Ken Grauer, MD  www.kg-ekgpress.com   [email protected] 

Dawn's picture

Thanks, Dr. Ken, for your great lesson. I was troubled by the little notches at the terminal portion of the QRS, but they weren't retrograde- looking to me. I AGREE they look like hidden flutter waves!  I'm usually good at catching atrial flutter, but when the rate is this fast, I sometimes miss it. (The rate is a little slow for AVNRT, but fast for atrial flutter with 2:1 conduction.

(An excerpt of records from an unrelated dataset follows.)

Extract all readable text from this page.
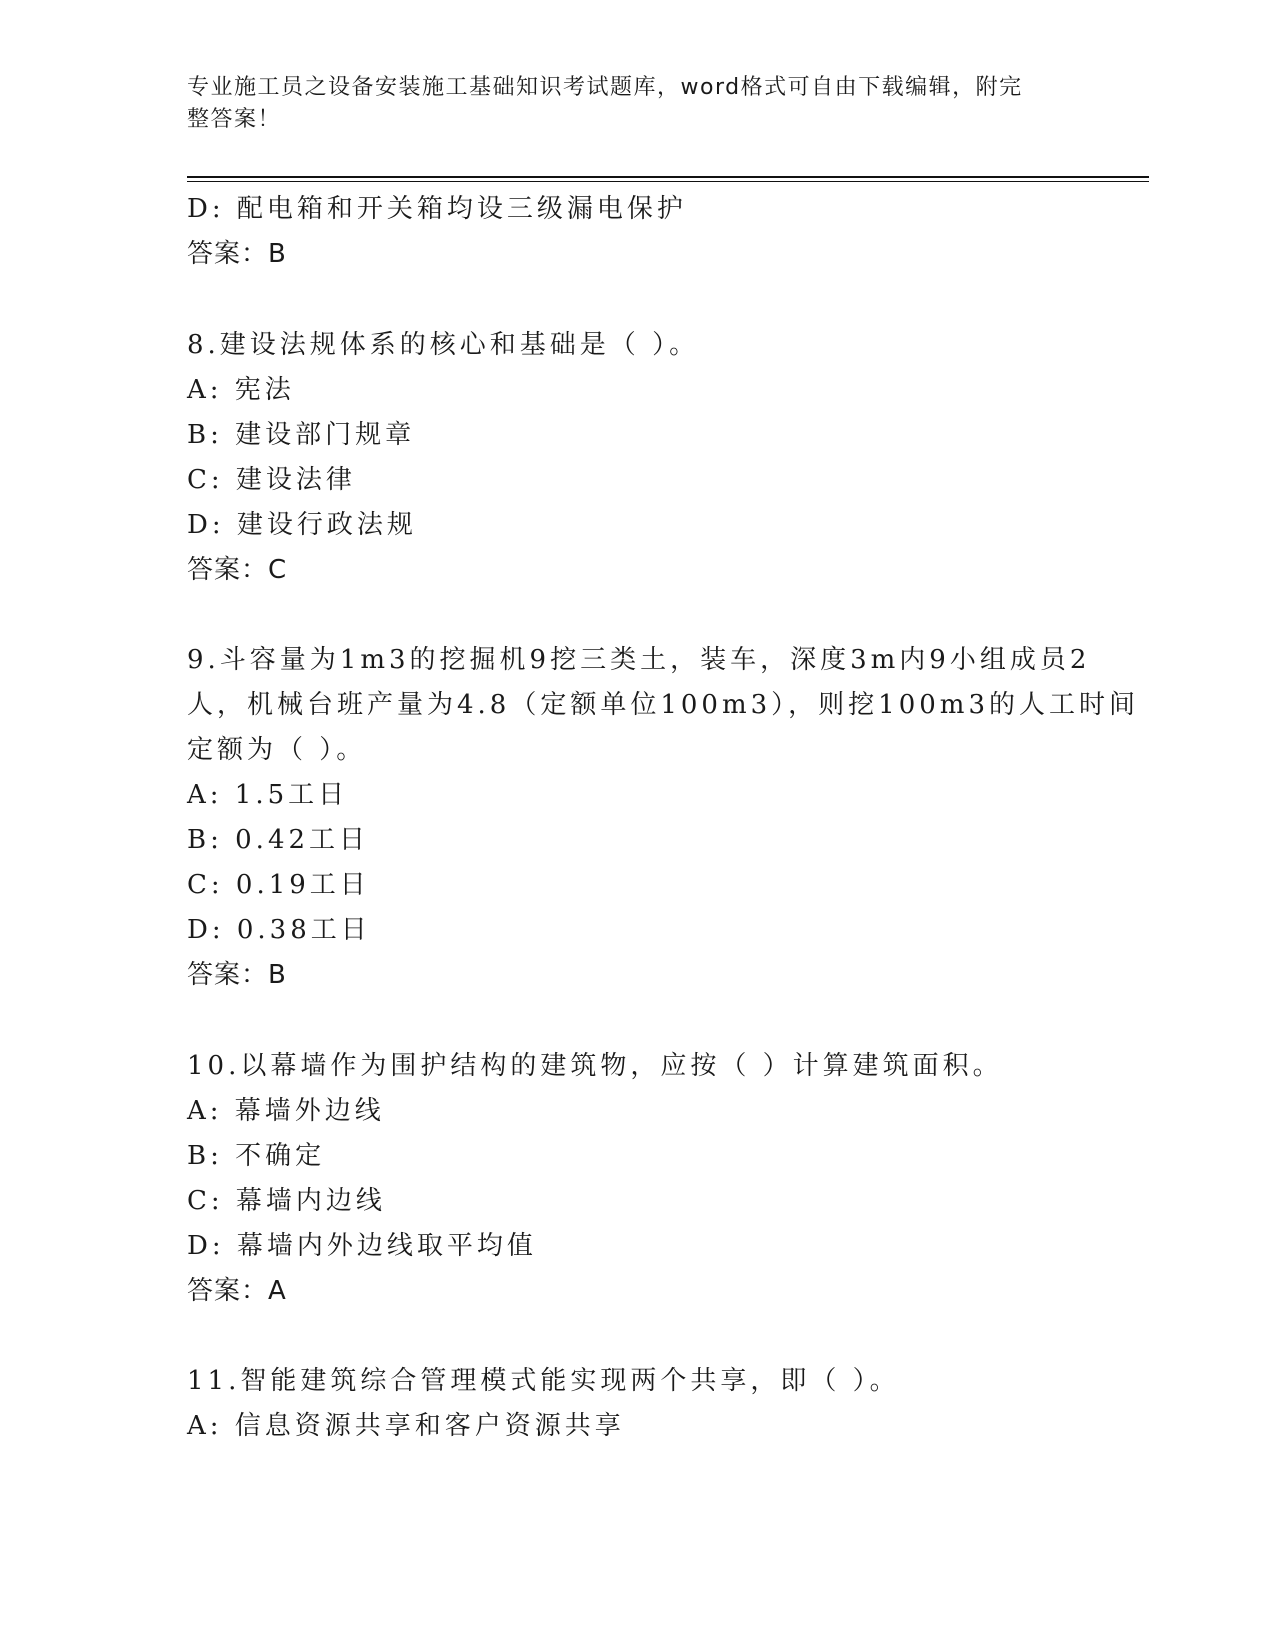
专业施工员之设备安装施工基础知识考试题库，word格式可自由下载编辑，附完
整答案！
D: 配电箱和开关箱均设三级漏电保护
答案：B
8.建设法规体系的核心和基础是（ ）。
A: 宪法
B: 建设部门规章
C: 建设法律
D: 建设行政法规
答案：C
9.斗容量为1m3的挖掘机9挖三类土，装车，深度3m内9小组成员2
人，机械台班产量为4.8（定额单位100m3），则挖100m3的人工时间
定额为（ ）。
A: 1.5工日
B: 0.42工日
C: 0.19工日
D: 0.38工日
答案：B
10.以幕墙作为围护结构的建筑物，应按（ ）计算建筑面积。
A: 幕墙外边线
B: 不确定
C: 幕墙内边线
D: 幕墙内外边线取平均值
答案：A
11.智能建筑综合管理模式能实现两个共享，即（ ）。
A: 信息资源共享和客户资源共享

Thanks for the reminder to march those flutter waves out. I wasn't there for treatment, unfortunately. Often, the true nature of the beast is uncovered during Valsalva maneuvers, carotid sinus massage, or administration of AV blocking drugs. 

Dawn Altman, Admin

Dave Richley's picture

I too wondered if this mightbe atrial flutter but I just couldn't convince myself, even after studying it closely. I'm sure the the notch on the T wave of aVL does represent atrial activity, so I wondered if the rhythm might be an atrial tachycardia with 1:1 conduction. This ECG is a great example of a SV tachyarrhythmia that is very difficult to elucidate. Sometimes, despite all the diagnostic algorithms, guidelines, tips etc that are available, it is just not possible to be sure exactly what is going on.